Ульрих кивнул головой.
— Одно вытекает из другого. Если бы у человеческой истории вообще была задача и задача заключалась в этом, то история не могла бы быть лучше, чем она есть, и странным образом достигла бы цели тем, что у нее нет цели!
Агата засмеялась.
— И поэтому ты утверждаешь, что низкий потолок, под которым мы живем, выполняет «небесполезную» задачу?
— Глубоко необходимую задачу; благоприятствует среднему уровню! — подтвердил Ульрих. — Для этой цели он заботится о том, чтобы никакое чувство и никакая воля никогда не вырастали до неба!
— Пусть бы уж лучше было наоборот! — сказала Агата. — Тогда я не устала бы слушать, пока все не узнала!
Такой разговор, как этот — о гении, среднем уровне и вероятности, казался Агате потерей времени, потому что он занимал только разум, не затрагивая души. Не совсем так смотрел на это Ульрих, хотя он был искренне недоволен тем, что сказал. Ничего там не было твердого, кроме положения: если что-либо есть игра случая, то итог показывает такое же распределение выигрышей и проигрышей, как сама жизнь.
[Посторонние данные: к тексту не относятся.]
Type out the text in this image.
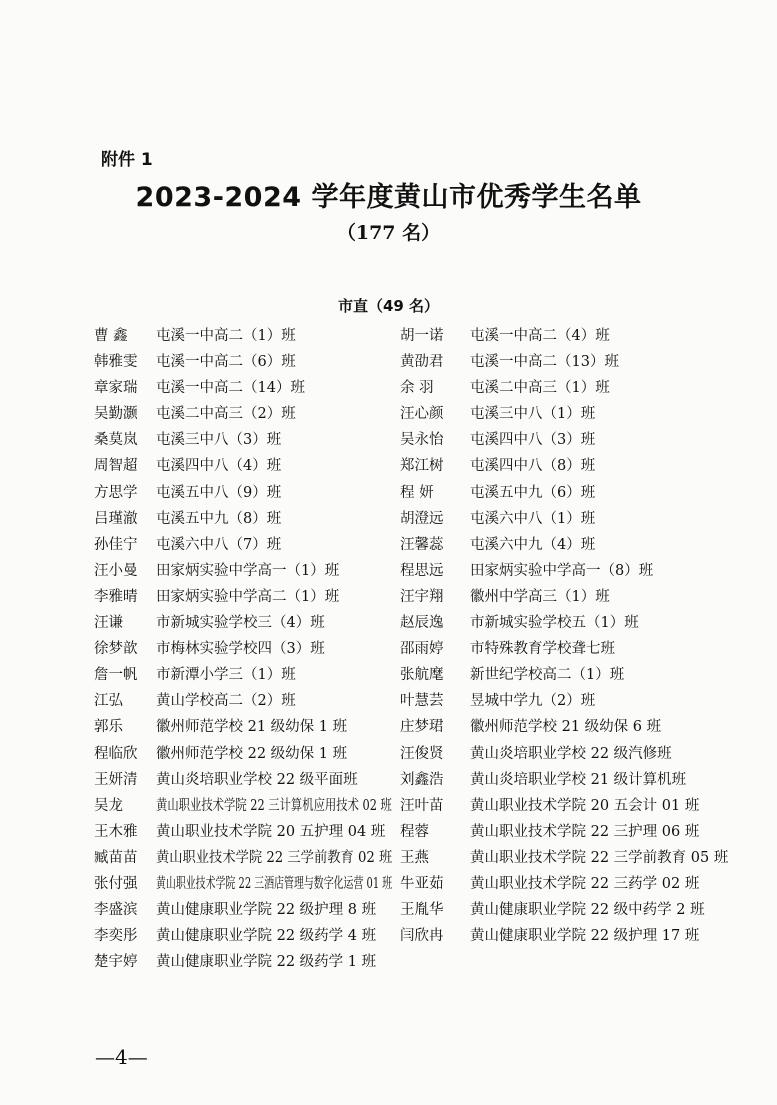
附件 1
2023-2024 学年度黄山市优秀学生名单
（177 名）
市直（49 名）
曹 鑫	屯溪一中高二（1）班	胡一诺	屯溪一中高二（4）班
韩雅雯	屯溪一中高二（6）班	黄劭君	屯溪一中高二（13）班
章家瑞	屯溪一中高二（14）班	余 羽	屯溪二中高三（1）班
吴勤灏	屯溪二中高三（2）班	汪心颜	屯溪三中八（1）班
桑莫岚	屯溪三中八（3）班	吴永怡	屯溪四中八（3）班
周智超	屯溪四中八（4）班	郑江树	屯溪四中八（8）班
方思学	屯溪五中八（9）班	程 妍	屯溪五中九（6）班
吕瑾澈	屯溪五中九（8）班	胡澄远	屯溪六中八（1）班
孙佳宁	屯溪六中八（7）班	汪馨蕊	屯溪六中九（4）班
汪小曼	田家炳实验中学高一（1）班	程思远	田家炳实验中学高一（8）班
李雅晴	田家炳实验中学高二（1）班	汪宇翔	徽州中学高三（1）班
汪谦	市新城实验学校三（4）班	赵辰逸	市新城实验学校五（1）班
徐梦歆	市梅林实验学校四（3）班	邵雨婷	市特殊教育学校聋七班
詹一帆	市新潭小学三（1）班	张航麾	新世纪学校高二（1）班
江弘	黄山学校高二（2）班	叶慧芸	昱城中学九（2）班
郭乐	徽州师范学校 21 级幼保 1 班	庄梦珺	徽州师范学校 21 级幼保 6 班
程临欣	徽州师范学校 22 级幼保 1 班	汪俊贤	黄山炎培职业学校 22 级汽修班
王妍清	黄山炎培职业学校 22 级平面班	刘鑫浩	黄山炎培职业学校 21 级计算机班
吴龙	黄山职业技术学院 22 三计算机应用技术 02 班 汪叶苗	黄山职业技术学院 20 五会计 01 班
王木雅	黄山职业技术学院 20 五护理 04 班 程蓉	黄山职业技术学院 22 三护理 06 班
臧苗苗	黄山职业技术学院 22 三学前教育 02 班 王燕	黄山职业技术学院 22 三学前教育 05 班
张付强	黄山职业技术学院 22 三酒店管理与数字化运营 01 班 牛亚茹	黄山职业技术学院 22 三药学 02 班
李盛滨	黄山健康职业学院 22 级护理 8 班 王胤华	黄山健康职业学院 22 级中药学 2 班
李奕彤	黄山健康职业学院 22 级药学 4 班 闫欣冉	黄山健康职业学院 22 级护理 17 班
楚宇婷	黄山健康职业学院 22 级药学 1 班
—4—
Но из того, что вторая часть такого условного предложения правдива, отнюдь не следует, что правдива и первая! Обратимость отношения нуждается для правдоподобия в более точном сравнении, которое только и дало бы возможность перенести понятия вероятности на исторические и духовные события и противопоставить друг другу два таких разных аспекта. А охоты делать это сейчас у Ульриха не было; но чем больше он чувствовал свое упущение, тем тверже убеждался в важности затронутой задачи. Не только растущее влияние духовно нерадивых масс, из-за которого человечество становится все более средним, придало важность любому вопросу о структуре среднего; но и по другим причинам, в том числе общего и духовного плана, основной вопрос, какова же природа вероятности, все больше, кажется, стремится занять место вопроса о природе истины, хотя первоначально был лишь подсобным средством для решения отдельных задач.
Все это можно было выразить и словами, что «вероятный человек» и «вероятная жизнь» начали мало-помалу подниматься на место «истинного» человека и «истинной» жизни, оказавшихся-де пустой фантазией и симуляцией; на что-то подобное Ульрих и намекнул прежде, сказав, что весь этот вопрос не что иное, как следствие беспечного развития. Смысл всех таких замечаний явно не был еще вполне ясен ему самому, но именно эта слабость наделяла их способностью озарять, как зарницы, широкие дали, и он знал такое множество примеров современной жизни и современного мышления, к которым они подходили, что ощущал сильную потребность превратить эмоциональное понимание их в более ясное. Необходимость продолжения была, таким образом, налицо, и он решил непременно вернуться к этому при более удобном случае.